Reporting Owner Name / Address Relationships
Director 10% Owner Officer Other
Turner Michael R
HESS CORPORATION
1185 AVENUE OF THE AMERICAS
NEW YORK, NY 10036
      Senior Vice President  

Signatures

George C. Barry for Michael R. Turner 12/10/2014
**Signature of Reporting Person Date

Explanation of Responses:

* If the form is filed by more than one reporting person, see Instruction 5(b)(v).
** Intentional misstatements or omissions of facts constitute Federal Criminal Violations. See 18 U.S.C. 1001 and 15 U.S.C. 78ff(a).
(1) This amount includes 24,269 shares held in escrow pursuant to the Corporation's 2008 Long Term Incentive Plan. The reporting person has only voting power of these shares until lapsing of the period set by the Committee administering the Plan at which time the shares plus accrued dividends will be delivered to the reporting person if he is still an employee of the Corporation.
(2) Each Performance Share Unit entitles the holder to a payout of shares of Hess common stock equal to between 0% and 200% of such Performance Share Unit depending on the relative performance of the total sharholder return of Hess common stock compared with that of its peers over a three year performance period ending December 31, 2016, as more particularly described in the applicable award agreement.
(3) Not applicable
(4) Each Performance Share Unit entitles the holder to a payout of shares of Hess common stock equal to between 0% and 200% of such Performance Share Unit depending on the relative performance of the total sharholder return of Hess common stock compared with that of its peers over a three year performance period ending December 31, 2015, as more particularly described in the applicable award agreement.
(5) Each Performance Share Unit entitles the holder to a payout of shares of Hess common stock equal to between 0% and 200% of such Performance Share Unit depending on the relative performance of the total sharholder return of Hess common stock compared with that of its peers over a three year performance period ending December 31, 2014, as more particularly described in the applicable award agreement.

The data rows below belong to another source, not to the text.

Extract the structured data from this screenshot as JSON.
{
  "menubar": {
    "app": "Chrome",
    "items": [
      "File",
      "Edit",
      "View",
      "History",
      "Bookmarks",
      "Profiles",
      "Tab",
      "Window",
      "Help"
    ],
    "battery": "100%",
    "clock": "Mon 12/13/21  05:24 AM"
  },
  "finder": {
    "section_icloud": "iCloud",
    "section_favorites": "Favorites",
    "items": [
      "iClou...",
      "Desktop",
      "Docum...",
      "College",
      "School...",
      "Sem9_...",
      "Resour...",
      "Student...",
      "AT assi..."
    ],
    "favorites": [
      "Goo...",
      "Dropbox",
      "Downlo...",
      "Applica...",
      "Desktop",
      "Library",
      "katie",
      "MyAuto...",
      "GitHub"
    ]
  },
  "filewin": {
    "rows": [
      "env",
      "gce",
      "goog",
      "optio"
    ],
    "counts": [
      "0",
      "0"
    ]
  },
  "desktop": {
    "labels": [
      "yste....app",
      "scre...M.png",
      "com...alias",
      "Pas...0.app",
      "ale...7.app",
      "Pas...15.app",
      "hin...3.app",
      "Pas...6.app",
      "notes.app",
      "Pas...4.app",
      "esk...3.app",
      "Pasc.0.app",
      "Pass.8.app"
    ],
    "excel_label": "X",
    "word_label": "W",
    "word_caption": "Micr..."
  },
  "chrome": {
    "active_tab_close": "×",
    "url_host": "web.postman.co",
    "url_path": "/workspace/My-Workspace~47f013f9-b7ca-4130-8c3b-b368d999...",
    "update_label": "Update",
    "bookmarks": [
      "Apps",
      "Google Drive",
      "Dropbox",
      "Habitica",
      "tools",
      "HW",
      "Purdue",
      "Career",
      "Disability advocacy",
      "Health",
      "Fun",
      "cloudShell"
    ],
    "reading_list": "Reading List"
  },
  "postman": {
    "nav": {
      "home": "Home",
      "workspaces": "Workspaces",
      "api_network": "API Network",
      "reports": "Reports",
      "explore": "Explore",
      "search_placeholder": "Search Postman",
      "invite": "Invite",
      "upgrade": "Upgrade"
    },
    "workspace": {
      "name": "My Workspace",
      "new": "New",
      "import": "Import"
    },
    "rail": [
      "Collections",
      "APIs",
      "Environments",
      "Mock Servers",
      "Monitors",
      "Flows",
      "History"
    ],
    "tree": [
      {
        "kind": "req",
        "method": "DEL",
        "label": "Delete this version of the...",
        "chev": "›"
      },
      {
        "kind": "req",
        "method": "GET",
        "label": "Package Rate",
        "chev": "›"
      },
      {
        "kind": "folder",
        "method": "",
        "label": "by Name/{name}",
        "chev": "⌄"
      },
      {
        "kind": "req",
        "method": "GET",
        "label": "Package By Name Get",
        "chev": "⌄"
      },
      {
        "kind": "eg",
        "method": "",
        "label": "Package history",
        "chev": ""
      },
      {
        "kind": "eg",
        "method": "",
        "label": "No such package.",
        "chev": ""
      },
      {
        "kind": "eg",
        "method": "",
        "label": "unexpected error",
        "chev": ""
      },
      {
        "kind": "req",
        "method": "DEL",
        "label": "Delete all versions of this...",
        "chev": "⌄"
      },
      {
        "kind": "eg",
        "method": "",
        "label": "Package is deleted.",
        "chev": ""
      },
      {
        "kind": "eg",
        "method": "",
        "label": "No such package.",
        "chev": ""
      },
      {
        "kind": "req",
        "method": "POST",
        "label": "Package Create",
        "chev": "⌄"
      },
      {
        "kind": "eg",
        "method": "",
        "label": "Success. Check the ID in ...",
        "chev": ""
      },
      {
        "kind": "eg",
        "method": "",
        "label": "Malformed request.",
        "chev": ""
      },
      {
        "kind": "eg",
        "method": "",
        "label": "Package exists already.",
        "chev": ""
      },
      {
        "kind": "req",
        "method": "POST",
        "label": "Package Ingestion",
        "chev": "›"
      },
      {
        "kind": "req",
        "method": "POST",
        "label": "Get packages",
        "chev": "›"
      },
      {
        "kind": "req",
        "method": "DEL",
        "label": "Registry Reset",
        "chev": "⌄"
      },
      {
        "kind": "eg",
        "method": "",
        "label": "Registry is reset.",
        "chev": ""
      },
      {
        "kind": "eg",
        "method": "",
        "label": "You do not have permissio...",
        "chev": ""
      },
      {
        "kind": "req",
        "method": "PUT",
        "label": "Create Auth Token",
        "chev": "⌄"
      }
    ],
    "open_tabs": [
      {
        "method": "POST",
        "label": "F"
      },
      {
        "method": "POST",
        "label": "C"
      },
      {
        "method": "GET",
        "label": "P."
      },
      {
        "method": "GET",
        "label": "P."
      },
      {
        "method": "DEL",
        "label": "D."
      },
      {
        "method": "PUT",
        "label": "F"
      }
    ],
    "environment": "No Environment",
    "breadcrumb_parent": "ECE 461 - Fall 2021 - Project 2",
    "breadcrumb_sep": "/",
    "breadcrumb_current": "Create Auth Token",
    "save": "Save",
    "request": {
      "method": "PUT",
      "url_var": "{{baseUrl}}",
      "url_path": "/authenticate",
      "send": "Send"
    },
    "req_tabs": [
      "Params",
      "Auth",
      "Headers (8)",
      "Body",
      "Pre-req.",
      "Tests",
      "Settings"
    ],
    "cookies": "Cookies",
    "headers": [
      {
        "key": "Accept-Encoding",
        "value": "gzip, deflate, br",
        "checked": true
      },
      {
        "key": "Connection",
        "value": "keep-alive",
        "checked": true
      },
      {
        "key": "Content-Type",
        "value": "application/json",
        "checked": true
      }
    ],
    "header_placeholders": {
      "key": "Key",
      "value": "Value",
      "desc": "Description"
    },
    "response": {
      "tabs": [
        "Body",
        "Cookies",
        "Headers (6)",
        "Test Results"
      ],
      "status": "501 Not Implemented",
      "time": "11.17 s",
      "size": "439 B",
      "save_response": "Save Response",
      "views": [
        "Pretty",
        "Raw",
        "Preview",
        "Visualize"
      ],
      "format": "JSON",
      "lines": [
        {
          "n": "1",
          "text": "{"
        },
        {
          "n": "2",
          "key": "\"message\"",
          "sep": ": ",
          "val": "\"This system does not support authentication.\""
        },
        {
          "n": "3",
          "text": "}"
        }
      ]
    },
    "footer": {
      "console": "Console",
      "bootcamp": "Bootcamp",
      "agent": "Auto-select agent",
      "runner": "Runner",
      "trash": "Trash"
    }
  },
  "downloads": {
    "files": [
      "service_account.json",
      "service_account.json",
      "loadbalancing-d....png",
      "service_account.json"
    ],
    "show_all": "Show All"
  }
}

Note: File three copies of this Form, one of which must be manually signed. If space is insufficient, See Instruction 6 for procedure.

Potential persons who are to respond to the collection of information contained in this form are not required to respond unless the form displays a currently valid OMB number.